Monday, January 28, 2008

Notes on the Memorial of St. Thomas Aquinas.

Today the Roman Catholic Church honors the memory of the 13th-century Dominican friar Thomas Aquinas, Doctor of the Church and patron saint of philosophers, theologians, and scholars in general. It would be difficult to overstate the influence that St. Thomas had on the development of Catholic doctrine or on the history of Western philosophy. The complete works of Aquinas are remarkably numerous for a man who died before the age of fifty, and the breadth and depth of questions considered in Aquinas' Summa Theologiae and other texts remains impressive. Though Aquinas' work was controversial during his lifetime, in death he would win recognition as the greatest theologian in the Christian West since St. Augustine of Hippo. Aquinas also helped to reintroduce Aristotle to Western European readers after many centuries in which the works of the ancient Greek philosopher were presumed to have been lost. I could say a lot more about Aquinas, but instead I'll simply refer you to the weblog of the English Dominican Students, who have posted a fine appreciation of their brother in religion.

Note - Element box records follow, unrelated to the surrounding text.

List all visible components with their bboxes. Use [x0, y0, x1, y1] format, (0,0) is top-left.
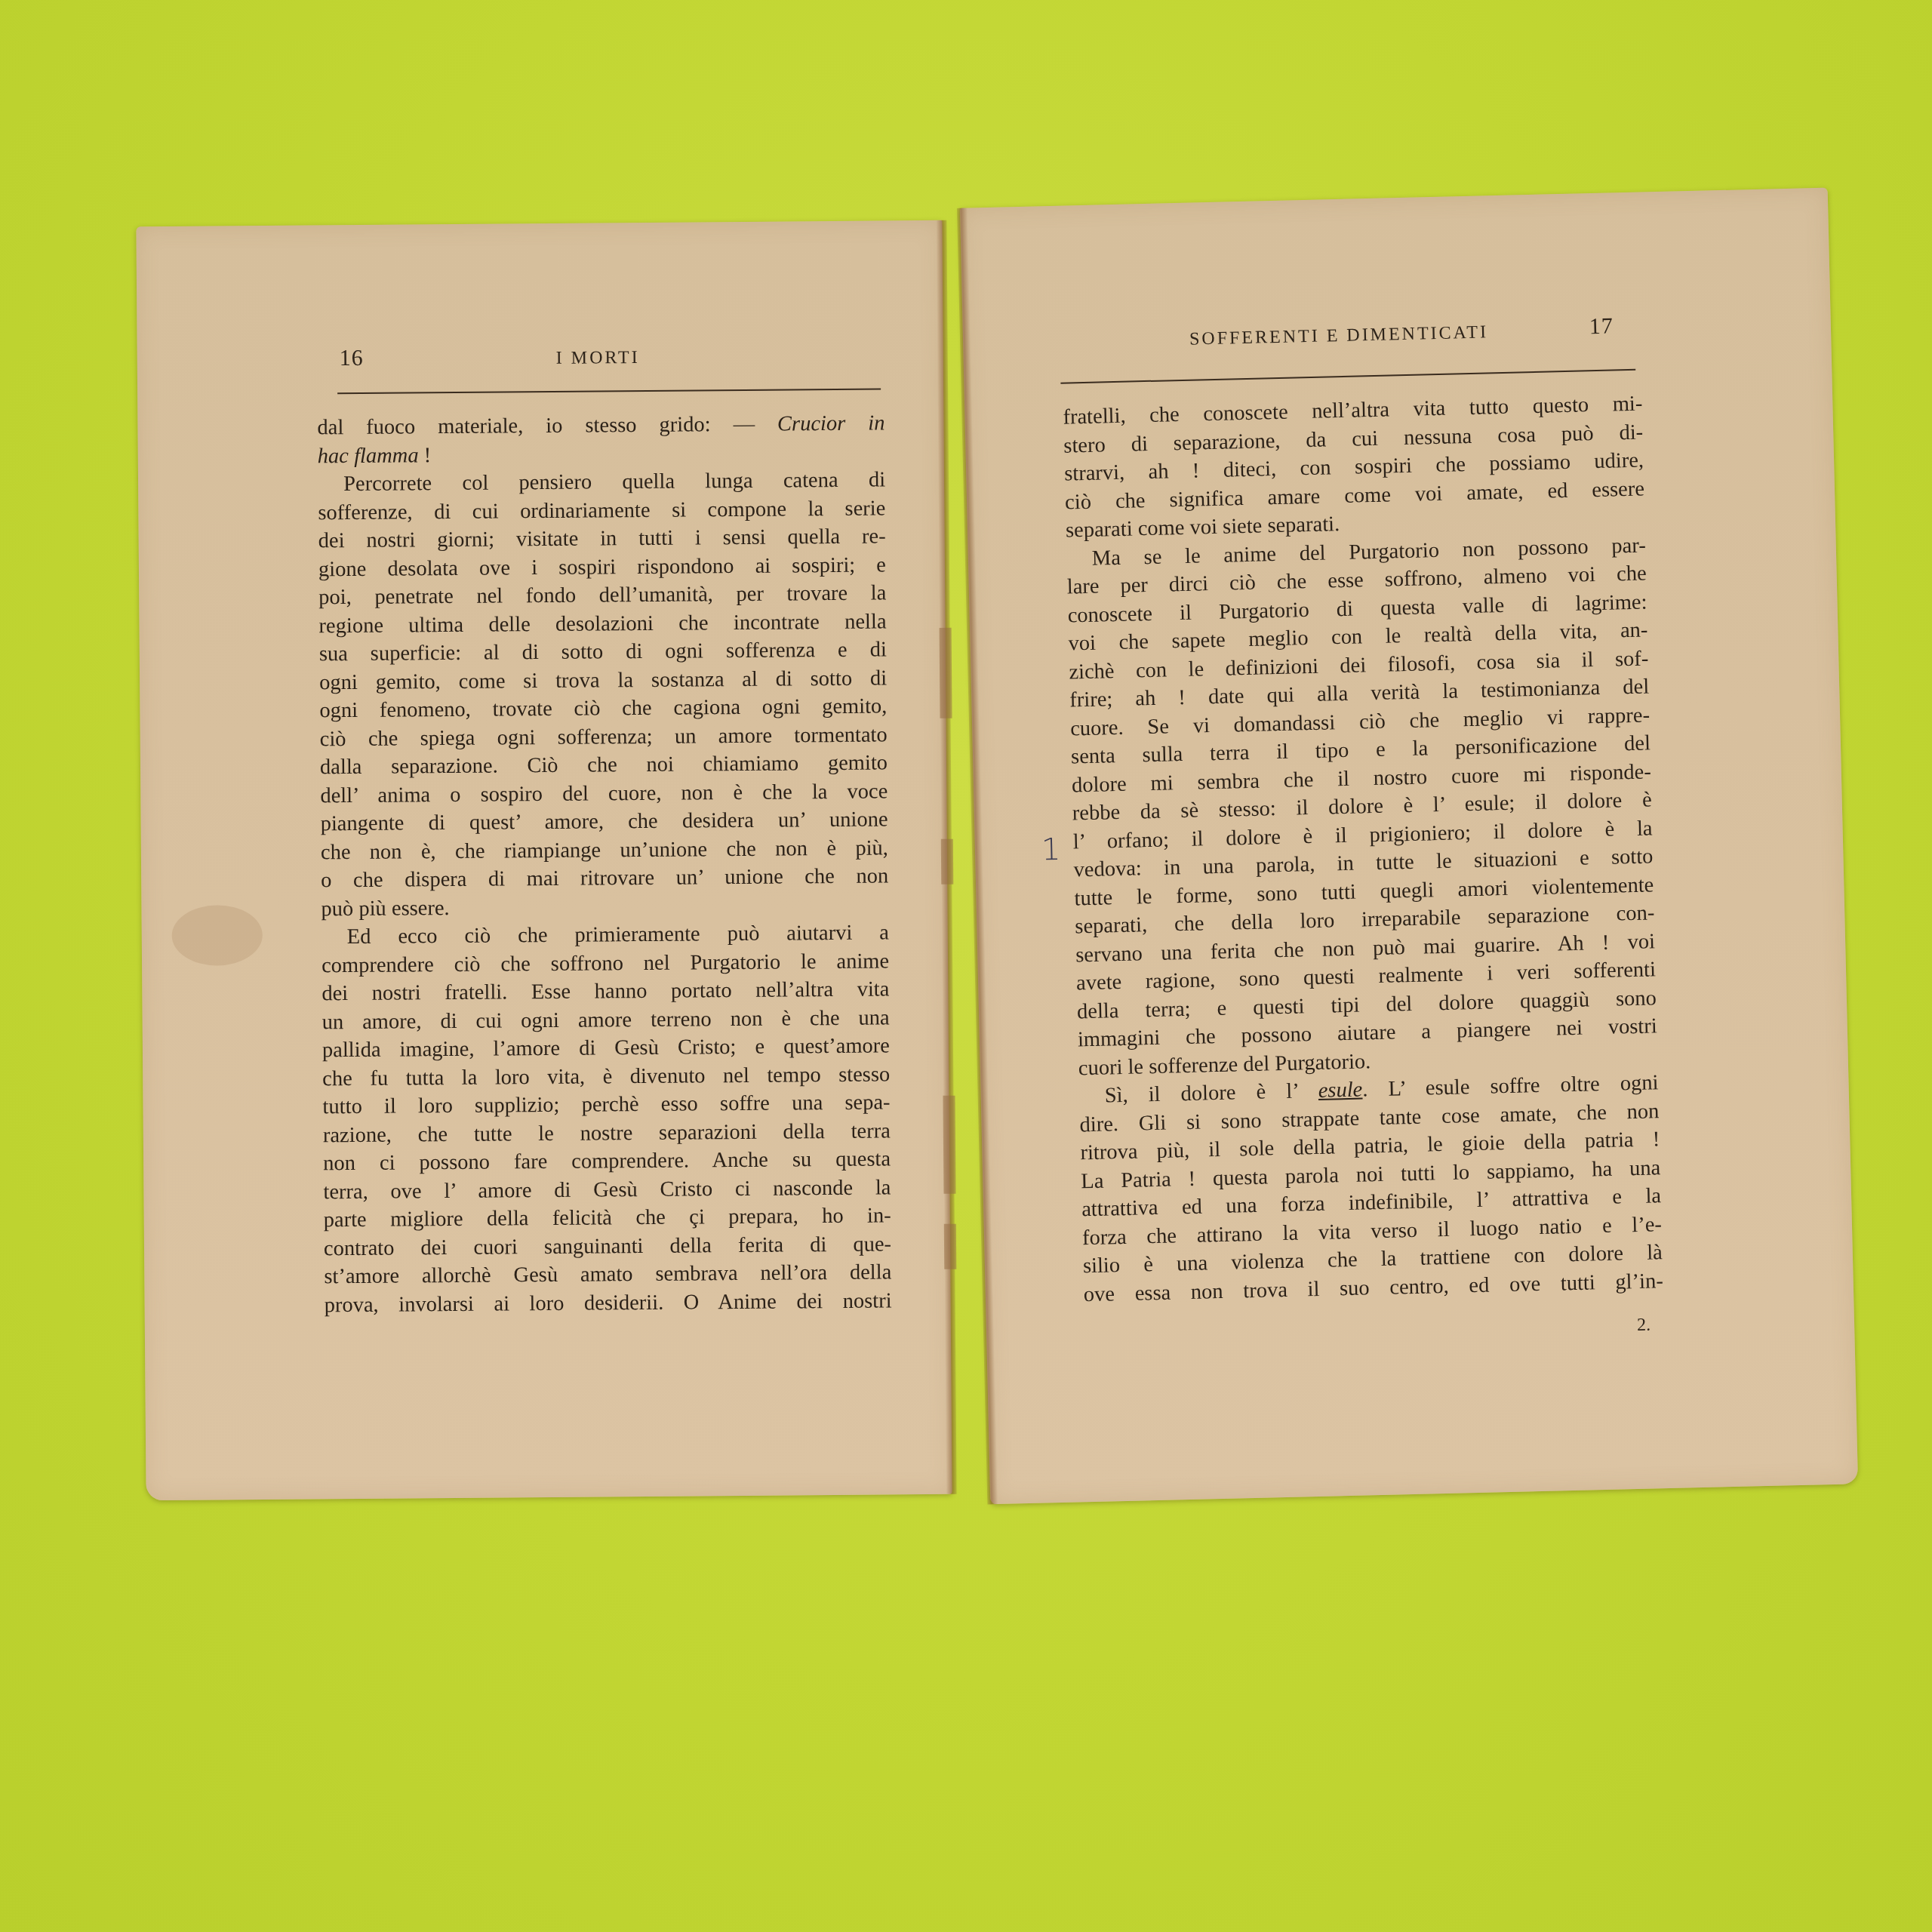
text-line: può più essere.	[321, 891, 888, 923]
text-line: dal fuoco materiale, io stesso grido: — …	[317, 409, 884, 441]
text-line: parte migliore della felicità che çi pre…	[324, 1201, 891, 1234]
text-line: tutto il loro supplizio; perchè esso sof…	[322, 1088, 890, 1121]
running-head-title: SOFFERENTI E DIMENTICATI	[1189, 322, 1489, 349]
text-line: comprendere ciò che soffrono nel Purgato…	[321, 947, 889, 980]
paper-stain	[171, 905, 263, 966]
text-line: hac flamma !	[318, 438, 885, 470]
text-line: ogni fenomeno, trovate ciò che cagiona o…	[319, 692, 887, 724]
page-number: 16	[340, 346, 364, 371]
text-line: dei nostri giorni; visitate in tutti i s…	[318, 522, 886, 555]
running-head: 16 I MORTI	[137, 341, 943, 392]
text-line: contrato dei cuori sanguinanti della fer…	[324, 1230, 891, 1263]
text-line: st’amore allorchè Gesù amato sembrava ne…	[324, 1258, 891, 1291]
text-line: che fu tutta la loro vita, è divenuto ne…	[322, 1060, 890, 1093]
page-number: 17	[1589, 313, 1614, 340]
right-page: SOFFERENTI E DIMENTICATI 17 fratelli, ch…	[960, 188, 1858, 1505]
pencil-annotation: 1	[1041, 832, 1061, 868]
left-page: 16 I MORTI dal fuoco materiale, io stess…	[136, 220, 952, 1500]
text-line: non ci possono fare comprendere. Anche s…	[323, 1145, 891, 1177]
spine-tear	[943, 1096, 955, 1194]
spine-tear	[941, 839, 953, 884]
text-line: pallida imagine, l’amore di Gesù Cristo;…	[322, 1032, 890, 1064]
body-text: fratelli, che conoscete nell’altra vita …	[1063, 390, 1663, 1309]
spine-tear	[944, 1224, 956, 1269]
text-line: Percorrete col pensiero quella lunga cat…	[318, 466, 885, 498]
text-line: o che dispera di mai ritrovare un’ union…	[321, 862, 888, 894]
running-head-title: I MORTI	[556, 348, 640, 369]
text-line: terra, ove l’ amore di Gesù Cristo ci na…	[323, 1174, 891, 1206]
signature-mark: 2.	[1637, 1315, 1651, 1336]
text-line: dei nostri fratelli. Esse hanno portato …	[321, 975, 889, 1008]
text-line: gione desolata ove i sospiri rispondono …	[318, 551, 886, 583]
text-line: poi, penetrate nel fondo dell’umanità, p…	[318, 579, 886, 611]
text-line: regione ultima delle desolazioni che inc…	[318, 608, 886, 640]
text-line: che non è, che riampiange un’unione che …	[321, 834, 888, 866]
text-line: razione, che tutte le nostre separazioni…	[323, 1117, 891, 1149]
text-line: Ed ecco ciò che primieramente può aiutar…	[321, 918, 889, 951]
text-line: un amore, di cui ogni amore terreno non …	[322, 1004, 890, 1036]
spine-tear	[940, 628, 952, 718]
text-line: ciò che spiega ogni sofferenza; un amore…	[320, 721, 888, 753]
body-text: dal fuoco materiale, io stesso grido: — …	[317, 409, 891, 1319]
running-head: SOFFERENTI E DIMENTICATI 17	[963, 315, 1832, 380]
text-line: sofferenze, di cui ordinariamente si com…	[318, 494, 885, 527]
text-line: prova, involarsi ai loro desiderii. O An…	[324, 1287, 891, 1319]
text-line: dell’ anima o sospiro del cuore, non è c…	[320, 777, 888, 810]
text-line: sua superficie: al di sotto di ogni soff…	[319, 635, 887, 668]
text-line: piangente di quest’ amore, che desidera …	[320, 805, 888, 838]
spine-edge	[957, 208, 998, 1505]
text-line: dalla separazione. Ciò che noi chiamiamo…	[320, 749, 888, 781]
text-line: ogni gemito, come si trova la sostanza a…	[319, 664, 887, 697]
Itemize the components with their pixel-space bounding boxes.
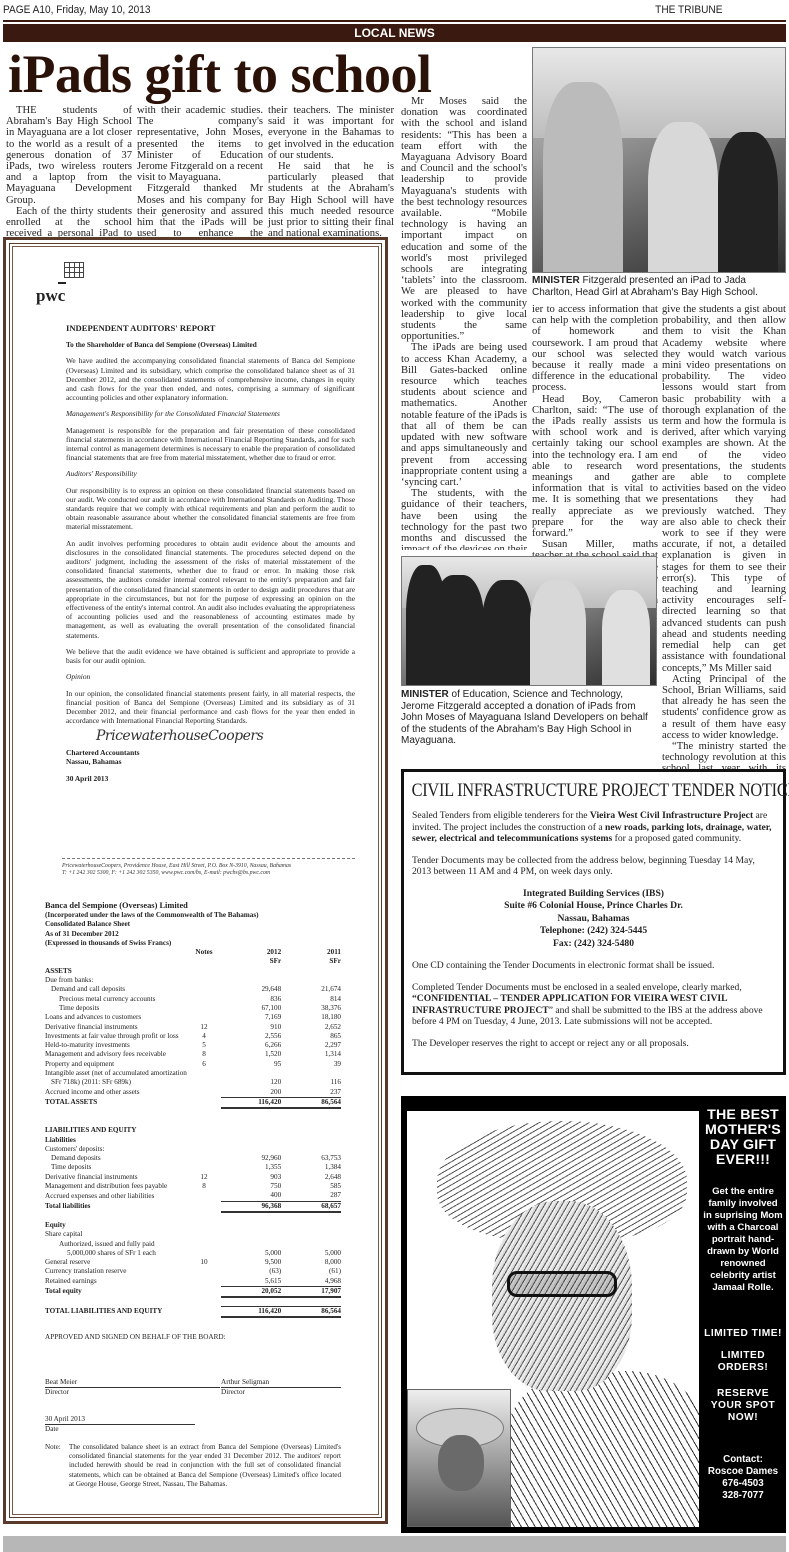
table-row: Investments at fair value through profit… (45, 1032, 341, 1041)
balance-sheet: Banca del Sempione (Overseas) Limited (I… (45, 900, 341, 1318)
photo1-caption: MINISTER Fitzgerald presented an iPad to… (532, 275, 786, 298)
paragraph: give the students a gist about probabili… (662, 304, 786, 674)
table-row: Demand deposits92,96063,753 (45, 1154, 341, 1163)
table-row: General reserve109,5008,000 (45, 1258, 341, 1267)
page-info: PAGE A10, Friday, May 10, 2013 (3, 4, 151, 20)
table-row: Property and equipment69539 (45, 1060, 341, 1069)
total-row: TOTAL LIABILITIES AND EQUITY116,42086,56… (45, 1306, 341, 1317)
table-row: Retained earnings5,6154,968 (45, 1277, 341, 1287)
article-col-4: Mr Moses said the donation was coordinat… (401, 96, 527, 550)
reference-photo (407, 1389, 511, 1527)
charcoal-portrait-image (407, 1111, 699, 1527)
paragraph: The students, with the guidance of their… (401, 488, 527, 550)
table-row: Demand and call deposits29,64821,674 (45, 985, 341, 994)
pwc-address-footer: PricewaterhouseCoopers, Providence House… (62, 858, 355, 877)
report-title: INDEPENDENT AUDITORS' REPORT (66, 324, 355, 333)
director1-name: Beat Meier (45, 1378, 220, 1388)
tender-title: CIVIL INFRASTRUCTURE PROJECT TENDER NOTI… (412, 778, 776, 804)
paragraph: Head Boy, Cameron Charlton, said: “The u… (532, 394, 658, 540)
paragraph: Acting Principal of the School, Brian Wi… (662, 674, 786, 741)
board-date: 30 April 2013 (45, 1415, 195, 1425)
pwc-logo: pwc (36, 262, 86, 312)
total-row: Total equity20,05217,907 (45, 1286, 341, 1297)
photo2-caption: MINISTER of Education, Science and Techn… (401, 689, 657, 747)
report-date: 30 April 2013 (66, 774, 355, 783)
balance-sheet-note: Note: The consolidated balance sheet is … (45, 1443, 341, 1489)
table-row: Precious metal currency accounts836814 (45, 995, 341, 1004)
table-row: 5,000,000 shares of SFr 1 each5,0005,000 (45, 1249, 341, 1258)
table-row: Accrued income and other assets200237 (45, 1088, 341, 1098)
balance-sheet-table: Notes20122011 SFrSFr ASSETS Due from ban… (45, 948, 341, 1318)
article-col-3: their teachers. The minister said it was… (268, 105, 394, 239)
tender-address: Integrated Building Services (IBS) Suite… (412, 888, 775, 950)
paragraph: Mr Moses said the donation was coordinat… (401, 96, 527, 342)
auditors-report: INDEPENDENT AUDITORS' REPORT To the Shar… (66, 324, 355, 783)
pwc-signature: PricewaterhouseCoopers (96, 732, 355, 741)
building-icon (64, 262, 84, 278)
table-row: SFr 718k) (2011: SFr 689k)120116 (45, 1078, 341, 1087)
photo-minister-head-girl (532, 47, 786, 273)
table-row: Held-to-maturity investments56,2662,297 (45, 1041, 341, 1050)
report-addressee: To the Shareholder of Banca del Sempione… (66, 341, 355, 350)
table-row: Accrued expenses and other liabilities40… (45, 1191, 341, 1201)
contact-phone-2: 328-7077 (703, 1490, 783, 1502)
director2-name: Arthur Seligman (221, 1378, 341, 1388)
article-headline: iPads gift to school (8, 46, 432, 102)
paragraph: ier to access information that can help … (532, 304, 658, 394)
table-row: Intangible asset (net of accumulated amo… (45, 1069, 341, 1078)
ad-copy: THE BEST MOTHER'S DAY GIFT EVER!!! Get t… (703, 1108, 783, 1502)
newspaper-name: THE TRIBUNE (655, 4, 722, 20)
paragraph: their teachers. The minister said it was… (268, 105, 394, 161)
pwc-auditors-report-ad: pwc INDEPENDENT AUDITORS' REPORT To the … (3, 237, 388, 1524)
tender-notice: CIVIL INFRASTRUCTURE PROJECT TENDER NOTI… (401, 769, 786, 1075)
article-col-6: give the students a gist about probabili… (662, 304, 786, 831)
total-row: TOTAL ASSETS116,42086,564 (45, 1097, 341, 1108)
table-row: Currency translation reserve(63)(61) (45, 1267, 341, 1276)
total-row: Total liabilities96,36868,657 (45, 1201, 341, 1212)
paragraph: He said that he is particularly pleased … (268, 161, 394, 239)
paragraph: The iPads are being used to access Khan … (401, 342, 527, 488)
folio-rule (3, 20, 786, 22)
ad-headline: THE BEST MOTHER'S DAY GIFT EVER!!! (703, 1108, 783, 1168)
table-row: Derivative financial instruments129102,6… (45, 1023, 341, 1032)
table-row: Management and advisory fees receivable8… (45, 1050, 341, 1059)
table-row: Time deposits67,10038,376 (45, 1004, 341, 1013)
paragraph: THE students of Abraham's Bay High Schoo… (6, 105, 132, 206)
table-row: Derivative financial instruments129032,6… (45, 1173, 341, 1182)
mothers-day-portrait-ad: THE BEST MOTHER'S DAY GIFT EVER!!! Get t… (401, 1096, 786, 1533)
footer-band (3, 1536, 786, 1552)
table-row: Time deposits1,3551,384 (45, 1163, 341, 1172)
contact-phone-1: 676-4503 (703, 1478, 783, 1490)
table-row: Loans and advances to customers7,16918,1… (45, 1013, 341, 1022)
board-approval: APPROVED AND SIGNED ON BEHALF OF THE BOA… (45, 1333, 341, 1434)
table-row: Management and distribution fees payable… (45, 1182, 341, 1191)
photo-donation-handover (401, 556, 657, 686)
section-bar: LOCAL NEWS (3, 24, 786, 42)
contact-name: Roscoe Dames (703, 1466, 783, 1478)
page-folio: PAGE A10, Friday, May 10, 2013 THE TRIBU… (3, 4, 787, 20)
paragraph: with their academic studies. The company… (137, 105, 263, 183)
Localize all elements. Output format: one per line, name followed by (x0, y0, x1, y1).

I've had ample opportunity to study the works of Thomas Aquinas in various courses, first at Georgetown and Notre Dame and now again at Fordham. In some ways, I feel like I've gotten to know Aquinas well. Nonetheless, I realize that he still has a lot more to teach me. Today, I pray that St. Thomas Aquinas will intercede for me and my fellow Jesuit scholastics as we go about our mission of studies. I pray that we might acquire some small share of the wisdom that God granted to St. Thomas, and I pray too that we will put this knowledge to good use in our future apostolic endeavors. AMDG.